At each step, there are only finitely many possible remainders $r\;\;(0\leq r< b)$. Hence, at some point, we must hit a remainder which has previously appeared in the algorithm: the decimals cycle from there i.e. we have a repeating pattern.

Since no rational number can be non-repeating, a non-repeating decimal must be irrational.

Closer and closer? If you mean by closer and closer as in approximating an irrational, yes. The idea behind closeness is that there is some destination behind where you are going whilst writing the number, but in an irrational number there is no destination, you simply keep writing.
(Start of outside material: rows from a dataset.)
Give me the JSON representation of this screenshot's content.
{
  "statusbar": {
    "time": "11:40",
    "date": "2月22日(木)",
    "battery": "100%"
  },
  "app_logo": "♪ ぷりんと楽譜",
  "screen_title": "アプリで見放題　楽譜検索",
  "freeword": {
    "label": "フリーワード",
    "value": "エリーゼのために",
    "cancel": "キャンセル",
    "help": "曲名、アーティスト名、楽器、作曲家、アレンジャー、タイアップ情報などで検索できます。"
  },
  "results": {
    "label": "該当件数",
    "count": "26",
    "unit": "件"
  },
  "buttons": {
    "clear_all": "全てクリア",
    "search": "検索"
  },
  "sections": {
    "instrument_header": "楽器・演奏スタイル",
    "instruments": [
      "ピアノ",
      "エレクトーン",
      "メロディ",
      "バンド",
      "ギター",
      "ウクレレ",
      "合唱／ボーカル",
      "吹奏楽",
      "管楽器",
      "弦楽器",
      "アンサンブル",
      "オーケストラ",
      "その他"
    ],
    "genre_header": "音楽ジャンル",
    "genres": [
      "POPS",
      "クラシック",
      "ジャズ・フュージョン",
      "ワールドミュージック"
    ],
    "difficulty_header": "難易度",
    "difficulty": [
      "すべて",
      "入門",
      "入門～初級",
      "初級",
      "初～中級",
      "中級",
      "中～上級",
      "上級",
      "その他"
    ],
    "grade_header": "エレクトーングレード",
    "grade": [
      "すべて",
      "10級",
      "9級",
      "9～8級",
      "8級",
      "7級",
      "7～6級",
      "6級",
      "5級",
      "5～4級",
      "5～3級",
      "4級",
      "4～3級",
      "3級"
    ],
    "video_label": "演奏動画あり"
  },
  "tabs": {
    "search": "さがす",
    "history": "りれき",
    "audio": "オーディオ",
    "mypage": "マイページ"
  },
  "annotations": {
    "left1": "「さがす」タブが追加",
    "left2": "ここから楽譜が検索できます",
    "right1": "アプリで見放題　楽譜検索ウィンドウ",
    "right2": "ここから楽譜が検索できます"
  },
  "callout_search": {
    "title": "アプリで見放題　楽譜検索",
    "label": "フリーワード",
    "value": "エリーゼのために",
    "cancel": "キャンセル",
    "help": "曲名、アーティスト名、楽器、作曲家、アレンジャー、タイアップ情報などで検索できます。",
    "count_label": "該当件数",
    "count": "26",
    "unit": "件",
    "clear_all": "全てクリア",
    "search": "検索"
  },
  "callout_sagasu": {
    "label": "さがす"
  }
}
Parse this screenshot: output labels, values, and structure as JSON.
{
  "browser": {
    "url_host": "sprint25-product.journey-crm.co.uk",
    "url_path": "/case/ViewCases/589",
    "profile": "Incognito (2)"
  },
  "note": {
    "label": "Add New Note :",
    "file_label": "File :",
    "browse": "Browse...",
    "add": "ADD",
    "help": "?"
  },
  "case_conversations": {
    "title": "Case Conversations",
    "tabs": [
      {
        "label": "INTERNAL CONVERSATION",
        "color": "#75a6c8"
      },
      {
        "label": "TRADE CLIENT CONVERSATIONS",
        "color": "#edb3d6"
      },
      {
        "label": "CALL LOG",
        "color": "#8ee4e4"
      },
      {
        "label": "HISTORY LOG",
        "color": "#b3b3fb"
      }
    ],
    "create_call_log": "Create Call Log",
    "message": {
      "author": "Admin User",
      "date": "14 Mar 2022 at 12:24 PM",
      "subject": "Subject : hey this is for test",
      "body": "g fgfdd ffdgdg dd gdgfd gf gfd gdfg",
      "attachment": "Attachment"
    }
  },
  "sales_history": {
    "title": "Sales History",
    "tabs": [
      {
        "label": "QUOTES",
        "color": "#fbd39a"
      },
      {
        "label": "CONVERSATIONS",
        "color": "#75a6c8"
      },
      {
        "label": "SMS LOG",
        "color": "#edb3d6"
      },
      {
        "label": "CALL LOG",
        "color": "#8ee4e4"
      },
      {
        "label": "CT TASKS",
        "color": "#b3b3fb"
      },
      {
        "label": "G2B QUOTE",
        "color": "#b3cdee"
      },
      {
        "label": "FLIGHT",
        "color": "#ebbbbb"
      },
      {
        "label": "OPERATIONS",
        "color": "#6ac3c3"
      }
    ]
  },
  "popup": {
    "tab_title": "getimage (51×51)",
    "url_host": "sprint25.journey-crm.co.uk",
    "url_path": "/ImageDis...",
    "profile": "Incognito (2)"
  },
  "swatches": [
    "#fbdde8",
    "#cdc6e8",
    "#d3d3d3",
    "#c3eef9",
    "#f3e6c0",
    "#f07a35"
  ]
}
If it would be possible, with perfect information, to keep writing out the decimal expansion of an irrational number, making sure there is absolutely no repetitiveness or patterns, then you would be getting arbitrarily close to the irrational number, (in terms of $\epsilon$ close). An irrational number has a non-terminating, non-repeating decimal expansion. So there is no real idea of closeness here, unless you are talking about distance, ($\epsilon$ close), in which case yes you are getting closer.